Is this the heavy female I held?


----------



## N2TORTS (Mar 31, 2014)

Ok She finished up ////now for those who have never seen how stealthy tortoises can be in "hiding" their eggs.....check this out ~





















4 Nice BIG eggs .....


JD~:shy:




kathyth said:


> I'm sure it is interesting!
> Is this the heavy female I held?



No it wasn't Queen Liz' ... it was the other "High Domed" female that was cruising around....


----------



## Torts"R"Us (Mar 31, 2014)

Awesome , congrats Jeff .


----------



## shanu303 (Mar 31, 2014)

congrats


----------



## ben32hayt (Apr 5, 2014)

How often do you miss an egg when you are digging them out of the ground? Do you ever get hatchlings come straight from the ground without any incubation? 
Thanks, Ben


----------



## tortnmutt (Apr 5, 2014)

How long did it take for her to lay them? Do you have to check their enclosures everyday for overturned areas and see if you missed a tort laying?


----------



## N2TORTS (Apr 5, 2014)

ben32hayt said:


> How often do you miss an egg when you are digging them out of the ground? Do you ever get hatchlings come straight from the ground without any incubation?
> Thanks, Ben



Ben ....when I know for sure the location (usually take a pic of female nesting as well- for record keeping) 100% retrieval on all the eggs. Now the trick is not to break any while digging them up. RF's do not have clutches the size of Leo's or sullies, so one could expect 2-4 eggs as the norm, although I have larger females that lay in the 7-10 range. For the most part it's amazing how a tortoise can excavate a "certain nest hole" and mostly intact ,like if you dug it out round with a spade shovel, and then compact the dirt when done as well as camouflage it. Where I live it is possible depending on the time of the year that the eggs where laid and expected hatch date...(also species type) but for myself not yet in the way of tortoise eggs.(only turtle eggs). 

JD~




tortnmutt said:


> How long did it take for her to lay them? Do you have to check their enclosures everyday for overturned areas and see if you missed a tort laying?

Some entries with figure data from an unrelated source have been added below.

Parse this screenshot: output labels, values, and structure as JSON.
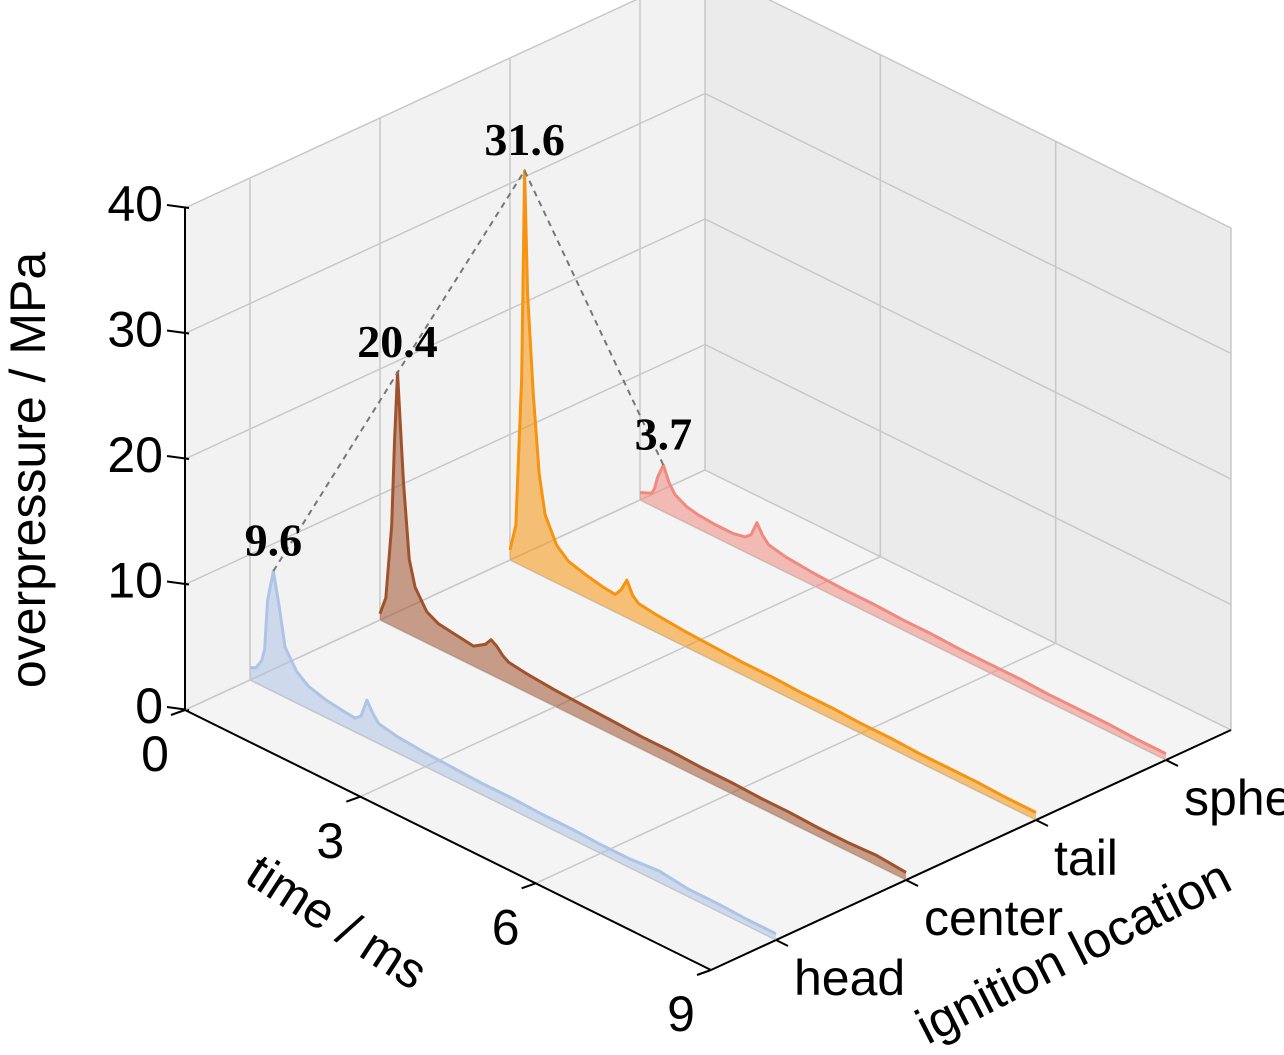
{
  "chart_data": {
    "type": "line3d",
    "xlabel": "time / ms",
    "ylabel": "ignition location",
    "zlabel": "overpressure / MPa",
    "categories": [
      "head",
      "center",
      "tail",
      "sphere"
    ],
    "xlim": [
      0,
      9
    ],
    "xticks": [
      0,
      3,
      6,
      9
    ],
    "ylim": [
      -0.5,
      3.5
    ],
    "zlim": [
      0,
      40
    ],
    "zticks": [
      0,
      10,
      20,
      30,
      40
    ],
    "grid": true,
    "x": [
      0,
      0.1,
      0.2,
      0.25,
      0.3,
      0.4,
      0.5,
      0.6,
      0.8,
      1.0,
      1.3,
      1.6,
      1.8,
      1.9,
      2.0,
      2.1,
      2.2,
      2.5,
      3,
      3.5,
      4,
      4.5,
      5,
      5.5,
      6,
      6.5,
      7,
      7.5,
      8,
      8.5,
      9
    ],
    "series": [
      {
        "color": "#aec4e6",
        "values": [
          1.0,
          1.2,
          2,
          3,
          7,
          9.6,
          7,
          4,
          2.5,
          1.8,
          1.4,
          1.2,
          1.1,
          1.5,
          3.0,
          2.2,
          1.6,
          1.3,
          1.1,
          1.0,
          0.9,
          0.9,
          0.8,
          0.8,
          0.7,
          0.7,
          0.9,
          0.6,
          0.6,
          0.5,
          0.5
        ]
      },
      {
        "color": "#a0522d",
        "values": [
          0.5,
          2,
          8,
          15,
          20.4,
          12,
          6,
          4,
          2.5,
          2,
          1.8,
          1.6,
          2.2,
          2.8,
          2.5,
          2,
          1.7,
          1.5,
          1.3,
          1.2,
          1.1,
          1,
          1,
          0.9,
          0.9,
          0.8,
          0.8,
          0.7,
          0.7,
          0.8,
          0.6
        ]
      },
      {
        "color": "#f7930f",
        "values": [
          0.8,
          3,
          15,
          31.6,
          22,
          14,
          8,
          5,
          3,
          2.2,
          1.8,
          1.5,
          1.4,
          2,
          3,
          2,
          1.6,
          1.4,
          1.2,
          1.1,
          1,
          1,
          0.9,
          0.9,
          0.8,
          0.8,
          0.7,
          0.7,
          0.7,
          0.6,
          0.6
        ]
      },
      {
        "color": "#f08a80",
        "values": [
          0.6,
          0.8,
          1,
          1.5,
          2.5,
          3.7,
          2.5,
          1.8,
          1.3,
          1.1,
          1,
          1,
          1.2,
          1.6,
          2.8,
          2,
          1.5,
          1.2,
          1,
          0.9,
          0.9,
          0.8,
          0.8,
          0.7,
          0.7,
          0.7,
          0.6,
          0.6,
          0.6,
          0.5,
          0.5
        ]
      }
    ]
  }
}
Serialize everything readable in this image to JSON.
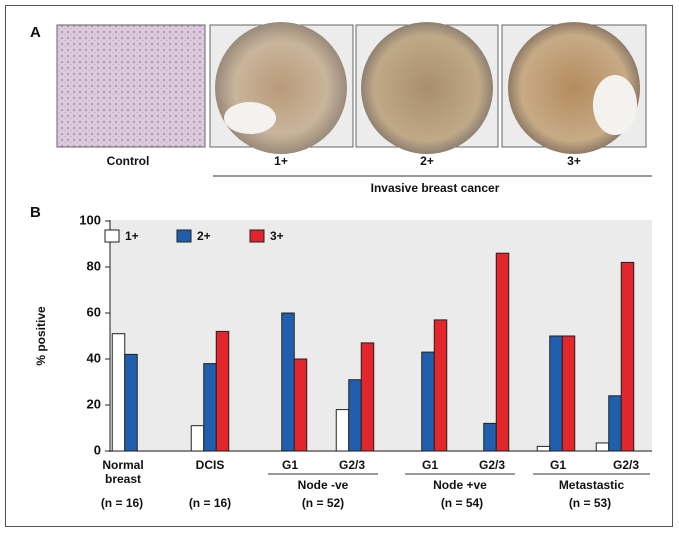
{
  "panel_a": {
    "label": "A",
    "images": [
      "Control",
      "1+",
      "2+",
      "3+"
    ],
    "caption": "Invasive breast cancer"
  },
  "panel_b": {
    "label": "B",
    "chart_data": {
      "type": "bar",
      "y_label": "% positive",
      "categories": [
        "Normal breast",
        "DCIS",
        "G1",
        "G2/3",
        "G1",
        "G2/3",
        "G1",
        "G2/3"
      ],
      "group_labels": [
        "Node -ve",
        "Node +ve",
        "Metastastic"
      ],
      "n_labels": [
        "(n = 16)",
        "(n = 16)",
        "(n = 52)",
        "(n = 54)",
        "(n = 53)"
      ],
      "series": [
        {
          "name": "1+",
          "color": "#ffffff",
          "values": [
            51,
            11,
            0,
            18,
            0,
            0,
            2,
            3.5
          ]
        },
        {
          "name": "2+",
          "color": "#1f5fae",
          "values": [
            42,
            38,
            60,
            31,
            43,
            12,
            50,
            24
          ]
        },
        {
          "name": "3+",
          "color": "#e3262b",
          "values": [
            0,
            52,
            40,
            47,
            57,
            86,
            50,
            82
          ]
        }
      ],
      "ylim": [
        0,
        100
      ],
      "yticks": [
        0,
        20,
        40,
        60,
        80,
        100
      ],
      "grid": false
    }
  }
}
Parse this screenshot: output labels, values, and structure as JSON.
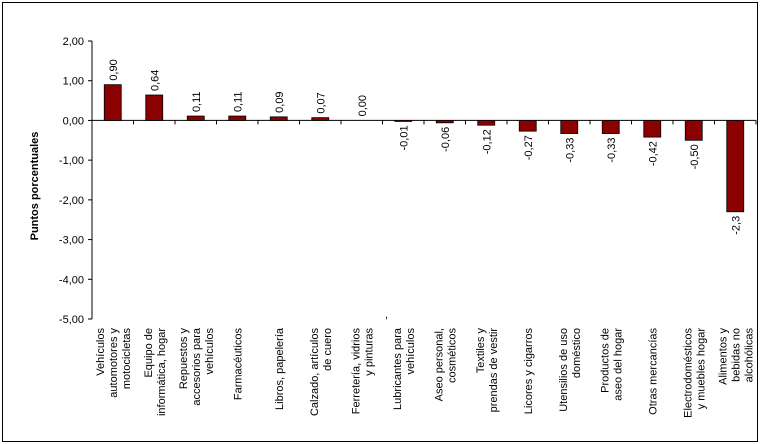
{
  "chart_data": {
    "type": "bar",
    "title": "",
    "xlabel": "",
    "ylabel": "Puntos porcentuales",
    "ylim": [
      -5,
      2
    ],
    "yticks": [
      "2,00",
      "1,00",
      "0,00",
      "-1,00",
      "-2,00",
      "-3,00",
      "-4,00",
      "-5,00"
    ],
    "bar_color": "#8B0000",
    "grid": false,
    "categories": [
      "Vehículos automotores y motocicletas",
      "Equipo de informática, hogar",
      "Repuestos y accesorios para vehículos",
      "Farmacéuticos",
      "Libros, papelería",
      "Calzado, artículos de cuero",
      "Ferretería, vidrios y pinturas",
      "Lubricantes para vehículos",
      "Aseo personal, cosméticos",
      "Textiles y prendas de vestir",
      "Licores y cigarros",
      "Utensilios de uso doméstico",
      "Productos de aseo del hogar",
      "Otras mercancías",
      "Electrodomésticos y muebles hogar",
      "Alimentos y bebidas no alcohólicas"
    ],
    "category_lines": [
      [
        "Vehículos",
        "automotores y",
        "motocicletas"
      ],
      [
        "Equipo de",
        "informática, hogar"
      ],
      [
        "Repuestos y",
        "accesorios para",
        "vehículos"
      ],
      [
        "Farmacéuticos"
      ],
      [
        "Libros, papelería"
      ],
      [
        "Calzado, artículos",
        "de cuero"
      ],
      [
        "Ferretería, vidrios",
        "y pinturas"
      ],
      [
        "Lubricantes para",
        "vehículos"
      ],
      [
        "Aseo personal,",
        "cosméticos"
      ],
      [
        "Textiles y",
        "prendas de vestir"
      ],
      [
        "Licores y cigarros"
      ],
      [
        "Utensilios de uso",
        "doméstico"
      ],
      [
        "Productos de",
        "aseo del hogar"
      ],
      [
        "Otras mercancías"
      ],
      [
        "Electrodomésticos",
        "y muebles hogar"
      ],
      [
        "Alimentos y",
        "bebidas no",
        "alcohólicas"
      ]
    ],
    "values": [
      0.9,
      0.64,
      0.11,
      0.11,
      0.09,
      0.07,
      0.0,
      -0.01,
      -0.06,
      -0.12,
      -0.27,
      -0.33,
      -0.33,
      -0.42,
      -0.5,
      -2.3
    ],
    "data_labels": [
      "0,90",
      "0,64",
      "0,11",
      "0,11",
      "0,09",
      "0,07",
      "0,00",
      "-0,01",
      "-0,06",
      "-0,12",
      "-0,27",
      "-0,33",
      "-0,33",
      "-0,42",
      "-0,50",
      "-2,3"
    ],
    "stray_mark": ","
  }
}
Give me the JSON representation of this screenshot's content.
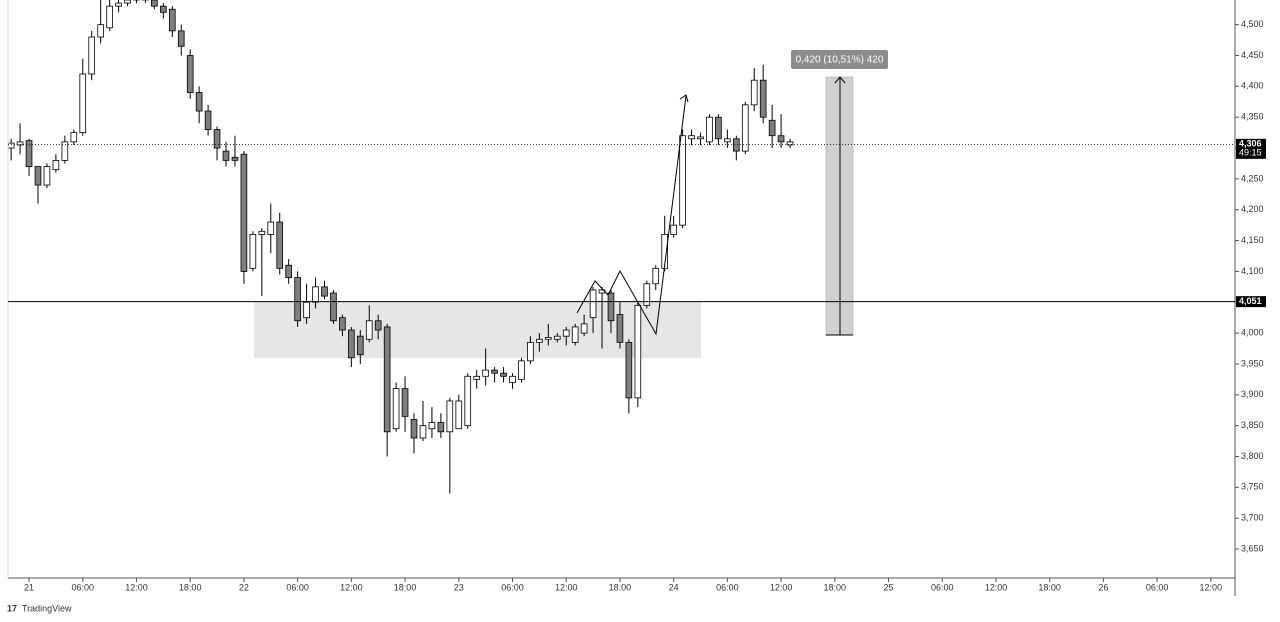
{
  "chart_data": {
    "type": "candlestick",
    "x": [
      -2,
      -1,
      0,
      1,
      2,
      3,
      4,
      5,
      6,
      7,
      8,
      9,
      10,
      11,
      12,
      13,
      14,
      15,
      16,
      17,
      18,
      19,
      20,
      21,
      22,
      23,
      24,
      25,
      26,
      27,
      28,
      29,
      30,
      31,
      32,
      33,
      34,
      35,
      36,
      37,
      38,
      39,
      40,
      41,
      42,
      43,
      44,
      45,
      46,
      47,
      48,
      49,
      50,
      51,
      52,
      53,
      54,
      55,
      56,
      57,
      58,
      59,
      60,
      61,
      62,
      63,
      64,
      65,
      66,
      67,
      68,
      69,
      70,
      71,
      72,
      73,
      74,
      75,
      76,
      77,
      78,
      79,
      80,
      81,
      82,
      83,
      84,
      85
    ],
    "open": [
      4300,
      4305,
      4312,
      4270,
      4240,
      4265,
      4280,
      4310,
      4325,
      4420,
      4480,
      4495,
      4530,
      4535,
      4540,
      4545,
      4540,
      4530,
      4525,
      4490,
      4450,
      4390,
      4360,
      4330,
      4295,
      4285,
      4290,
      4105,
      4160,
      4160,
      4180,
      4110,
      4090,
      4025,
      4050,
      4075,
      4065,
      4025,
      4005,
      3995,
      3990,
      4020,
      4010,
      3845,
      3910,
      3860,
      3830,
      3845,
      3855,
      3840,
      3845,
      3850,
      3925,
      3930,
      3940,
      3935,
      3920,
      3925,
      3955,
      3985,
      3990,
      3990,
      3995,
      3985,
      4000,
      4025,
      4065,
      4065,
      4030,
      3985,
      3895,
      4045,
      4080,
      4105,
      4160,
      4175,
      4315,
      4315,
      4310,
      4350,
      4310,
      4315,
      4295,
      4370,
      4410,
      4345,
      4320,
      4305
    ],
    "high": [
      4315,
      4340,
      4315,
      4270,
      4275,
      4290,
      4320,
      4330,
      4445,
      4490,
      4540,
      4540,
      4540,
      4545,
      4550,
      4550,
      4545,
      4535,
      4530,
      4500,
      4460,
      4400,
      4370,
      4335,
      4310,
      4320,
      4295,
      4165,
      4170,
      4210,
      4195,
      4120,
      4100,
      4080,
      4090,
      4085,
      4070,
      4030,
      4010,
      4005,
      4045,
      4030,
      4015,
      3920,
      3930,
      3870,
      3890,
      3880,
      3870,
      3895,
      3900,
      3935,
      3940,
      3975,
      3945,
      3945,
      3935,
      3960,
      3995,
      4000,
      4015,
      4000,
      4010,
      4015,
      4030,
      4075,
      4075,
      4070,
      4050,
      3990,
      4050,
      4085,
      4110,
      4190,
      4190,
      4330,
      4330,
      4325,
      4355,
      4355,
      4330,
      4320,
      4375,
      4430,
      4435,
      4370,
      4355,
      4315
    ],
    "low": [
      4280,
      4290,
      4255,
      4210,
      4235,
      4260,
      4275,
      4305,
      4320,
      4410,
      4470,
      4490,
      4520,
      4530,
      4535,
      4535,
      4525,
      4510,
      4480,
      4450,
      4380,
      4340,
      4320,
      4280,
      4270,
      4270,
      4080,
      4100,
      4060,
      4130,
      4095,
      4080,
      4010,
      4015,
      4040,
      4055,
      4015,
      3995,
      3945,
      3950,
      3985,
      3990,
      3800,
      3840,
      3840,
      3805,
      3825,
      3830,
      3830,
      3740,
      3845,
      3845,
      3910,
      3915,
      3920,
      3920,
      3910,
      3920,
      3950,
      3970,
      3980,
      3985,
      3980,
      3980,
      3995,
      4000,
      3975,
      4000,
      3975,
      3870,
      3880,
      4040,
      4070,
      4100,
      4155,
      4170,
      4305,
      4305,
      4305,
      4305,
      4300,
      4280,
      4290,
      4360,
      4340,
      4300,
      4300,
      4300
    ],
    "close": [
      4308,
      4310,
      4270,
      4240,
      4270,
      4280,
      4310,
      4325,
      4420,
      4480,
      4500,
      4530,
      4535,
      4540,
      4545,
      4540,
      4530,
      4520,
      4490,
      4465,
      4390,
      4360,
      4330,
      4300,
      4280,
      4280,
      4100,
      4160,
      4165,
      4180,
      4105,
      4090,
      4020,
      4050,
      4075,
      4060,
      4020,
      4005,
      3960,
      3965,
      4020,
      4005,
      3840,
      3910,
      3865,
      3830,
      3850,
      3855,
      3840,
      3890,
      3890,
      3930,
      3930,
      3940,
      3935,
      3930,
      3930,
      3955,
      3985,
      3990,
      3993,
      3995,
      4005,
      4010,
      4015,
      4070,
      4070,
      4020,
      3985,
      3895,
      4045,
      4080,
      4105,
      4160,
      4175,
      4320,
      4320,
      4318,
      4350,
      4315,
      4315,
      4295,
      4370,
      4410,
      4350,
      4320,
      4310,
      4310
    ],
    "up_color": "#ffffff",
    "down_color": "#7f7f7f",
    "xlim": [
      -2.35,
      134.7
    ],
    "ylim": [
      3603,
      4540
    ],
    "xticks": [
      {
        "value": 0,
        "label": "21"
      },
      {
        "value": 6,
        "label": "06:00"
      },
      {
        "value": 12,
        "label": "12:00"
      },
      {
        "value": 18,
        "label": "18:00"
      },
      {
        "value": 24,
        "label": "22"
      },
      {
        "value": 30,
        "label": "06:00"
      },
      {
        "value": 36,
        "label": "12:00"
      },
      {
        "value": 42,
        "label": "18:00"
      },
      {
        "value": 48,
        "label": "23"
      },
      {
        "value": 54,
        "label": "06:00"
      },
      {
        "value": 60,
        "label": "12:00"
      },
      {
        "value": 66,
        "label": "18:00"
      },
      {
        "value": 72,
        "label": "24"
      },
      {
        "value": 78,
        "label": "06:00"
      },
      {
        "value": 84,
        "label": "12:00"
      },
      {
        "value": 90,
        "label": "18:00"
      },
      {
        "value": 96,
        "label": "25"
      },
      {
        "value": 102,
        "label": "06:00"
      },
      {
        "value": 108,
        "label": "12:00"
      },
      {
        "value": 114,
        "label": "18:00"
      },
      {
        "value": 120,
        "label": "26"
      },
      {
        "value": 126,
        "label": "06:00"
      },
      {
        "value": 132,
        "label": "12:00"
      }
    ],
    "yticks": [
      {
        "value": 3650,
        "label": "3,650"
      },
      {
        "value": 3700,
        "label": "3,700"
      },
      {
        "value": 3750,
        "label": "3,750"
      },
      {
        "value": 3800,
        "label": "3,800"
      },
      {
        "value": 3850,
        "label": "3,850"
      },
      {
        "value": 3900,
        "label": "3,900"
      },
      {
        "value": 3950,
        "label": "3,950"
      },
      {
        "value": 4000,
        "label": "4,000"
      },
      {
        "value": 4050,
        "label": "4,050"
      },
      {
        "value": 4100,
        "label": "4,100"
      },
      {
        "value": 4150,
        "label": "4,150"
      },
      {
        "value": 4200,
        "label": "4,200"
      },
      {
        "value": 4250,
        "label": "4,250"
      },
      {
        "value": 4300,
        "label": "4,300"
      },
      {
        "value": 4350,
        "label": "4,350"
      },
      {
        "value": 4400,
        "label": "4,400"
      },
      {
        "value": 4450,
        "label": "4,450"
      },
      {
        "value": 4500,
        "label": "4,500"
      }
    ],
    "price_lines": [
      {
        "value": 4306,
        "label": "4,306",
        "style": "dotted"
      },
      {
        "value": 4051,
        "label": "4,051",
        "style": "solid"
      }
    ],
    "countdown": "49:15",
    "measure_label": "0,420 (10,51%) 420",
    "brand": "TradingView"
  }
}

Females can take anywhere from 3-6 hours even longer to nest and lay eggs. My tortoises are kept outside year round as well as having a " hut" which includes nesting areas (aka deeper substrate). All the females have chosen to lay at one time or another to lay within the hut and or outside. The idealism is getting to know your tortoise's red flags prior to nesting. This can and does help in catching them in action. Of course lets not forget the actual time a person can spend with their tortoises to whiteness these habits. Once in a blue moon I might look / overturn a certain area to check for eggs, but usually about 95% spot on in catching them in "action". In the last 5 years or so ...I have missed 2-3 clutches . 
JD~:shy:


----------